3. Die qualitativ hochwertige Aus-, Fort- und Weiterbildung im Handwerk ist nachhaltig zu sichern.
Wie soll die Schulausbildung als Grundlage der Berufsausbildung verbessert werden?
– Welche Maßnahmen zur Sicherung des dualen Bildungssystems sind vorgesehen?
– Wie kann die überbetriebliche Lehrunterweisung in den qualitativ hochwertigen Berufsbildungseinrich
tungen des Handwerks nachhaltig gesichert werden?

CDU: Zur Verbesserung der Qualifikation sowie zur Unterstützung der kleinen und mittleren Unternehmen (KMU) bei der betrieblichen Aus- und Weiterbildung sind ein regional und sektoral bedarfsgerechtes Angebot an überbetrieblichen Aus- und Fortbildungsmöglichkeiten und ein bedarfsgerechtes Netz überbetrieblicher Berufsbildungsstätten erforderlich. Auch im Jahr 2004 wird die Förderung der Lehrlingsausbildung auf hohem Niveau fortgesetzt.

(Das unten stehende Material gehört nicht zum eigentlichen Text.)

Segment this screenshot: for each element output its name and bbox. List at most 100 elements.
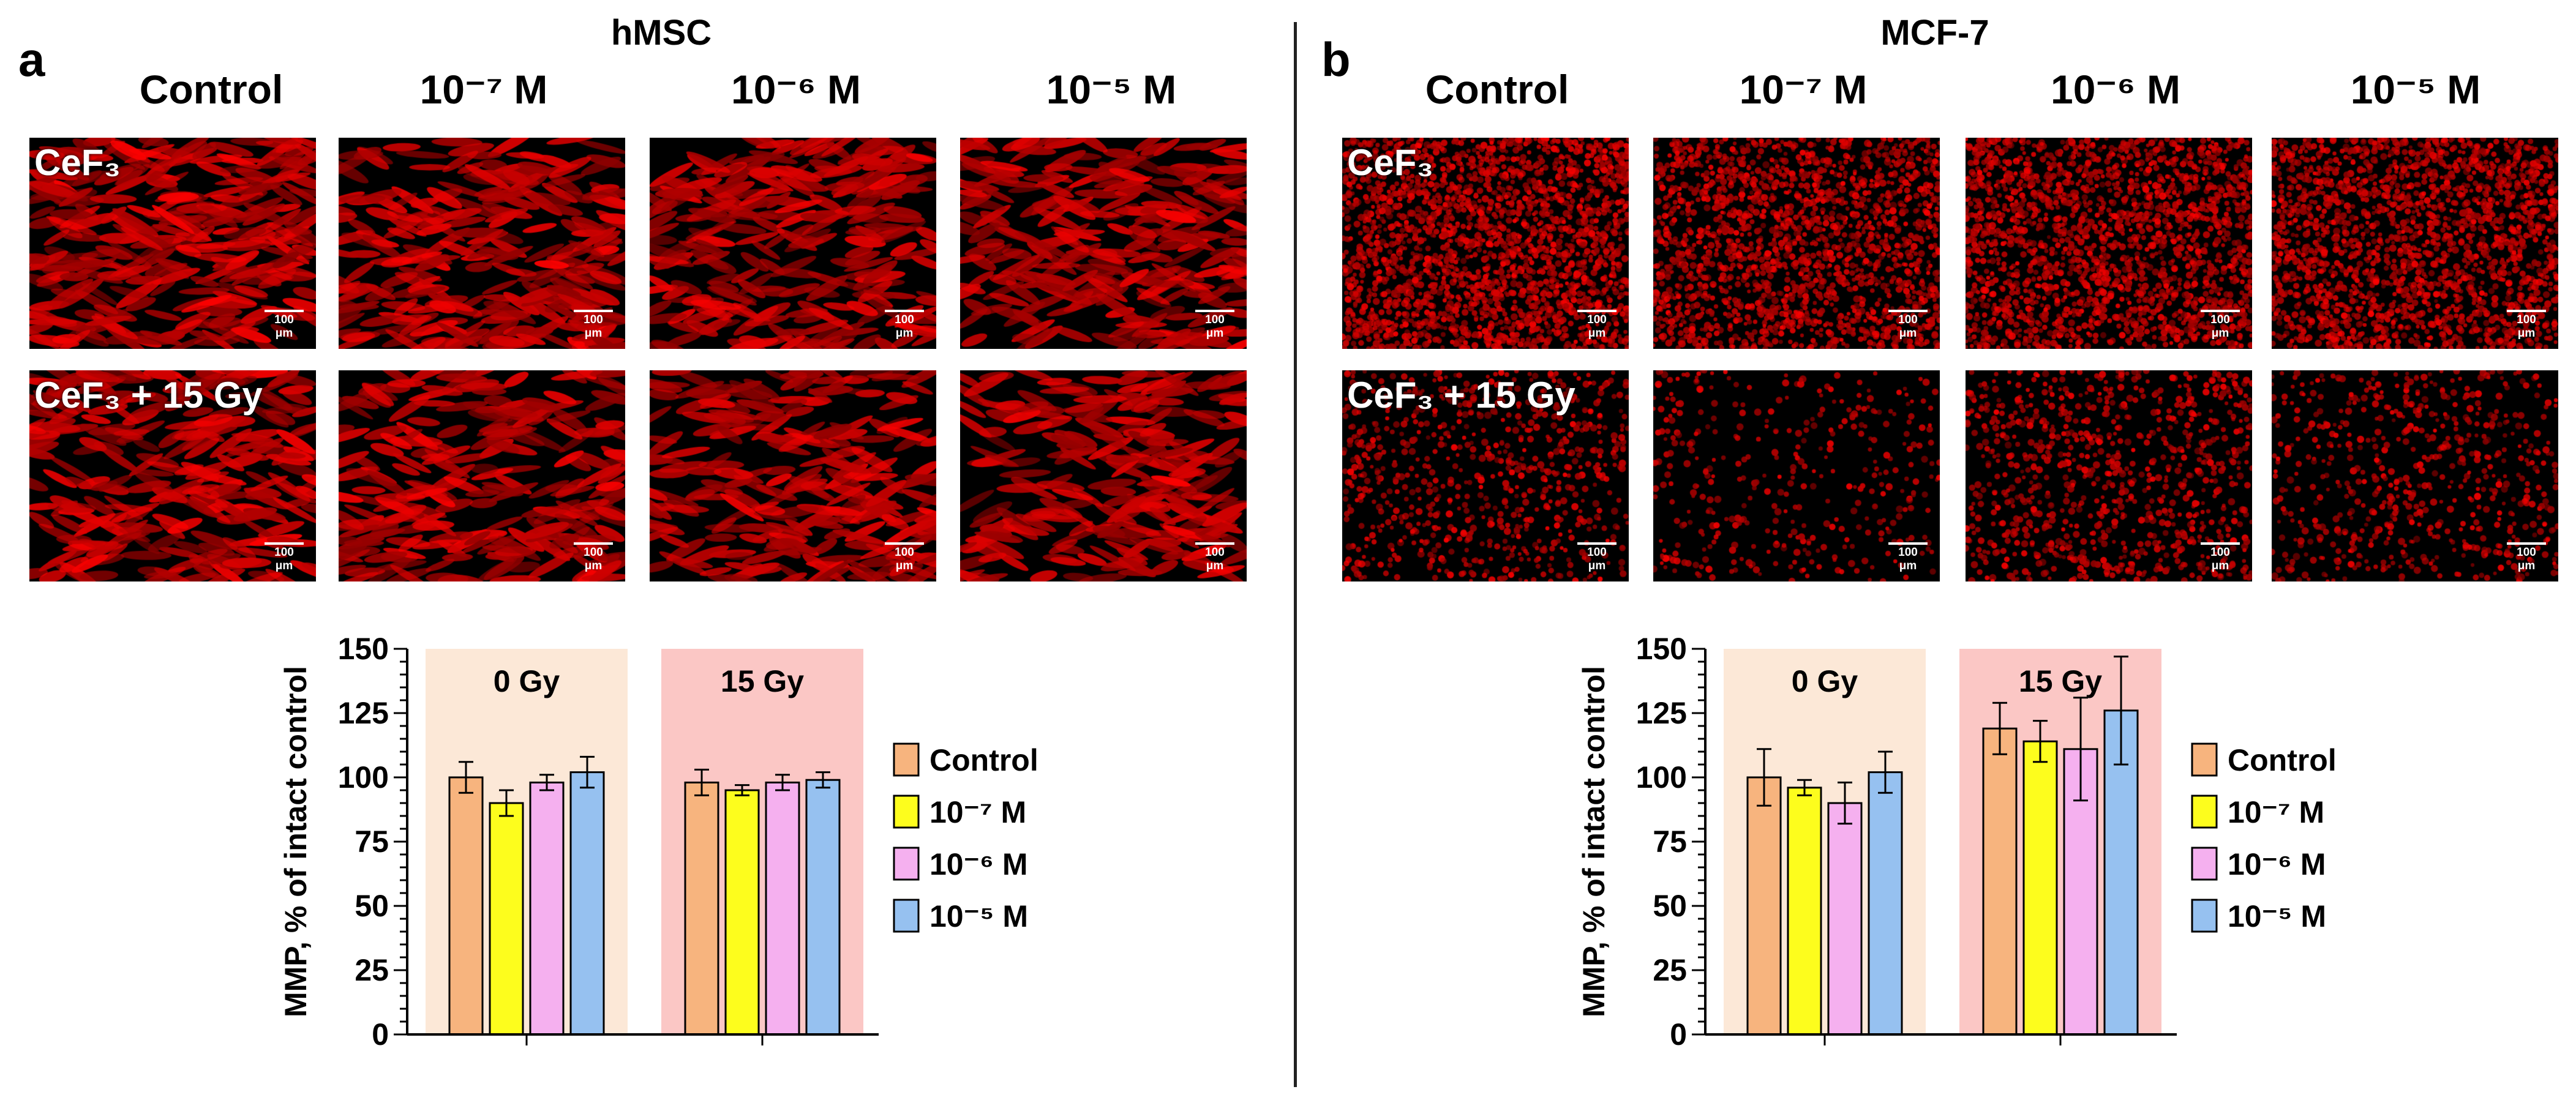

SPD: Ziel der SPD ist es, das Kompetenzniveau der Schüler durch frühere und individuellere Förderung weiter zu verbessern. Eine engere Verbindung von Schule und Wirtschaft unter anderem durch fächerübergreifende und altersgerechte Vermittlung arbeits- und wirtschaftsbezogener Unterrichtsinhalte sowie der Ausbau der berufsbildenden Schulen zu regionalen Zentren für Ausbildung, Fort- und Weiterbildung sollen zur besseren Hinführung in die Arbeitswelt sorgen. Das Duale Ausbildungssystem soll erhalten bleiben.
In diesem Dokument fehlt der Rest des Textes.